Gradient methods are experiencing a growth in methodological and theoretical developments owing to the challenges of optimization problems arising in data science. Focusing on data science applications with expensive objective function evaluations yet inexpensive gradient function evaluations, gradient methods that never make objective function evaluations are either being rejuvenated or actively developed. However, as we show, such gradient methods are all susceptible to catastrophic divergence under realistic conditions for data science applications. In light of this, gradient methods which make use of objective function evaluations become more appealing, yet, as we show, can result in an exponential increase in objective evaluations between accepted iterates. As a result, existing gradient methods are poorly suited to the needs of optimization problems arising from data science. In this work, we address this gap by developing a generic methodology that economically uses objective function evaluations in a problem-driven manner to prevent catastrophic divergence and avoid an explosion in objective evaluations between accepted iterates. Our methodology allows for specific procedures that can make use of specific step size selection methodologies or search direction strategies, and we develop a novel step size selection methodology that is well-suited to data science applications. We show that a procedure resulting from our methodology is highly competitive with standard optimization methods on CUTEst test problems. We then show a procedure resulting from our methodology is highly favorable relative to standard optimization methods on optimization problems arising in our target data science applications. Thus, we provide a novel gradient methodology that is better suited to optimization problems arising in data science.

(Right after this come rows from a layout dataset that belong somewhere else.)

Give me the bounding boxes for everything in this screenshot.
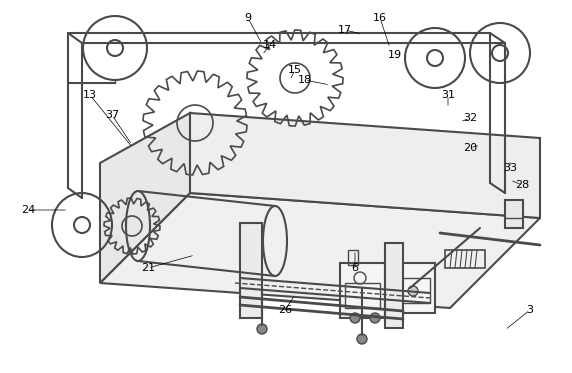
Text: 19: 19 — [388, 50, 402, 60]
Text: 9: 9 — [244, 13, 252, 23]
Text: 24: 24 — [21, 205, 35, 215]
Polygon shape — [190, 113, 540, 218]
Circle shape — [370, 313, 380, 323]
Text: 37: 37 — [105, 110, 119, 120]
Bar — [400, 278, 430, 303]
Bar — [240, 223, 262, 318]
Text: 26: 26 — [278, 305, 292, 315]
Text: 21: 21 — [141, 263, 155, 273]
Bar — [340, 263, 385, 318]
Bar — [445, 250, 485, 268]
Text: 33: 33 — [503, 163, 517, 173]
Text: 15: 15 — [288, 65, 302, 75]
Text: 17: 17 — [338, 25, 352, 35]
Circle shape — [408, 286, 418, 296]
Text: 18: 18 — [298, 75, 312, 85]
Text: 20: 20 — [463, 143, 477, 153]
Bar — [345, 283, 380, 308]
Polygon shape — [100, 193, 540, 308]
Bar — [505, 200, 523, 228]
Text: 6: 6 — [352, 263, 359, 273]
Text: 14: 14 — [263, 40, 277, 50]
Text: 16: 16 — [373, 13, 387, 23]
Text: 13: 13 — [83, 90, 97, 100]
Text: 3: 3 — [526, 305, 534, 315]
Circle shape — [350, 313, 360, 323]
Text: 31: 31 — [441, 90, 455, 100]
Text: 28: 28 — [515, 180, 529, 190]
Circle shape — [357, 334, 367, 344]
Polygon shape — [100, 113, 190, 283]
Circle shape — [257, 324, 267, 334]
Bar — [395, 263, 435, 313]
Bar — [348, 250, 358, 265]
Text: 32: 32 — [463, 113, 477, 123]
Bar — [385, 243, 403, 328]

翻译：梯度方法因数据科学中优化问题的挑战而在方法论和理论发展上日益增长。针对目标函数评估昂贵但梯度评估廉价的数据科学应用，那些从不进行目标函数评估的梯度方法要么被重新激活，要么正在积极发展。然而，正如我们所示，这类梯度方法在数据科学应用的实际条件下均容易发生灾难性发散。鉴于此，利用目标函数评估的梯度方法更具吸引力，但正如我们所示，这可能导致接受迭代步之间目标函数评估次数呈指数增长。因此，现有梯度方法难以适应数据科学优化问题的需求。本文通过开发一种通用方法填补了这一空白，该方法以问题驱动的方式经济地使用目标函数评估，既能防止灾难性发散，又能避免接受迭代步之间目标函数评估的爆炸式增长。我们的方法允许采用特定步长选择策略或搜索方向策略的具体算法，并开发了一种适用于数据科学应用的新型步长选择方法。实验表明，该方法产生的算法在CUTEst测试问题上与标准优化方法相比具有高度竞争力。随后我们证明，在目标数据科学应用的优化问题上，该方法产生的算法相较于标准优化方法展现出显著优势。因此，我们提供了一种更适用于数据科学优化问题的新型梯度方法。